Si vous aimez les histoires rythmées, pleine de suspense, vous faisant tourner les pages à vive allure, impatient que vous êtes de connaître la suite, passez votre chemin. Canada vous ennuiera. Richard Ford impose d’emblée un rythme lent qui traduit à la fois la morne vie de cette famille à la fin des années 1950 dans le Montana et une forme de méditation sur ce qu’est la vie, ce à quoi elle tient, les choix que nous faisons ou nous ne faisons pas, ainsi que leurs conséquences. Séquencé en trois parties et écrit rétrospectivement – Dell a 63 ans lorsqu’il narre l’histoire de sa vie – à la première personne du singulier, Canada est un livre étrange qui ne se laisse pas apprivoiser facilement. Il offre cependant grande matière à réflexion.
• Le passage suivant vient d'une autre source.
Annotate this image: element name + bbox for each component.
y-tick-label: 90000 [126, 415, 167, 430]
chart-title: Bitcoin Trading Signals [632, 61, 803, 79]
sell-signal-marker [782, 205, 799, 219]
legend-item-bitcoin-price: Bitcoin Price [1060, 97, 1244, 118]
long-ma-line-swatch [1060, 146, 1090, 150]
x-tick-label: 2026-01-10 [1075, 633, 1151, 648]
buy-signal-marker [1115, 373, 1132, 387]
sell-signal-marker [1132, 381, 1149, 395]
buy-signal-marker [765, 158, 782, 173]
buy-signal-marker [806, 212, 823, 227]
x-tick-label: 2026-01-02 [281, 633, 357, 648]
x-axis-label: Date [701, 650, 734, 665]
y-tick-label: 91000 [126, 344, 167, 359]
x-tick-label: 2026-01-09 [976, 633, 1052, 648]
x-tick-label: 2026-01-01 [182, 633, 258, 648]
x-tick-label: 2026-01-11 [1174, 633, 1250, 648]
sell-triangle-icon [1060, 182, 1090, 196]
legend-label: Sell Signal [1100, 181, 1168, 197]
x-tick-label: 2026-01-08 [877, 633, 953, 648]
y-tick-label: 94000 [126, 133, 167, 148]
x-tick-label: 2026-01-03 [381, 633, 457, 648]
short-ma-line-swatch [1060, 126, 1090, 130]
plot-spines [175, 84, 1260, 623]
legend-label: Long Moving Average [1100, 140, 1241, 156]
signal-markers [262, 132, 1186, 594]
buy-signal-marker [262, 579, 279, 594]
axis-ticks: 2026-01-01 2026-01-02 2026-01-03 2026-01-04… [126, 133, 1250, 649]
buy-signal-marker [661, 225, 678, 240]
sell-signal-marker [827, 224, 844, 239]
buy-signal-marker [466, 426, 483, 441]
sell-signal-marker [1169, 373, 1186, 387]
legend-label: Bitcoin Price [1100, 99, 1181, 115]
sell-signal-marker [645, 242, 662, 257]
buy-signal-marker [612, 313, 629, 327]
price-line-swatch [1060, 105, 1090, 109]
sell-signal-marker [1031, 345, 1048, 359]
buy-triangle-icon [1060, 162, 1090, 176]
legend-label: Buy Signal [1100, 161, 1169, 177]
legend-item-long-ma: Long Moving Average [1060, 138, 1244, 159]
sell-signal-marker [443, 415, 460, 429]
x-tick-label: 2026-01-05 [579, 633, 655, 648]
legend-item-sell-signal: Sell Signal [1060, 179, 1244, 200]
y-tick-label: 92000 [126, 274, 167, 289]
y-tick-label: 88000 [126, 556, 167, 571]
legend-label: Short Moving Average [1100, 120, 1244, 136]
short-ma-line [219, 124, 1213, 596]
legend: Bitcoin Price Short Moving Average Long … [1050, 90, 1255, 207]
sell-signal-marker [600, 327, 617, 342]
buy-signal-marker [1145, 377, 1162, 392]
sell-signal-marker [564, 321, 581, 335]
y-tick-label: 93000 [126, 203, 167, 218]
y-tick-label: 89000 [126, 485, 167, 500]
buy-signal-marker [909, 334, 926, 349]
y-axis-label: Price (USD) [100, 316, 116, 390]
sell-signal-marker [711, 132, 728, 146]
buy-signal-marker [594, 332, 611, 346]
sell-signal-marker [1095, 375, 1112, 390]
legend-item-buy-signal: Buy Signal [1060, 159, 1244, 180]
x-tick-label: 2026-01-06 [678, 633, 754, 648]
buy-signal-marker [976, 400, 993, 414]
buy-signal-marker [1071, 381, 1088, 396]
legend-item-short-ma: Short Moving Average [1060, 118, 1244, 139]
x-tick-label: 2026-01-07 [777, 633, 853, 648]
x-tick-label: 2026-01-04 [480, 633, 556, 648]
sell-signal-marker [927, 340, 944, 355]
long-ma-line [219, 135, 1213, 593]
Extrait, page 34 : « Ce que je sais des événements qui ont eu lieu ensuite, à partir de la mi-été 1960, je le tiens essentiellement de quelques sources plus ou moins fiables : La Great Falls Tribune, dont les reportages sur nos parents faisaient ressortir le côté loufoque et cocasse de leur entreprise. Et puis la chronique écrite par ma mère à la prison du comté de la Golden Valley dans le Dakota du Nord, où elle attendait son procès, et, plus tard, dans le pénitencier de Bismarck. Je sais deux ou trois choses que les gens m’ont dites à l’époque. Et bien entendu, je connais certains détails parce que nous vivions avec eux, à les observer comme le font les enfants, et que nous avons vu un quotidien heureux, banal et paisible se détériorer, se dégrader – même s’il n’y a pas eu mort d’homme à ce moment-là ». Richard Ford.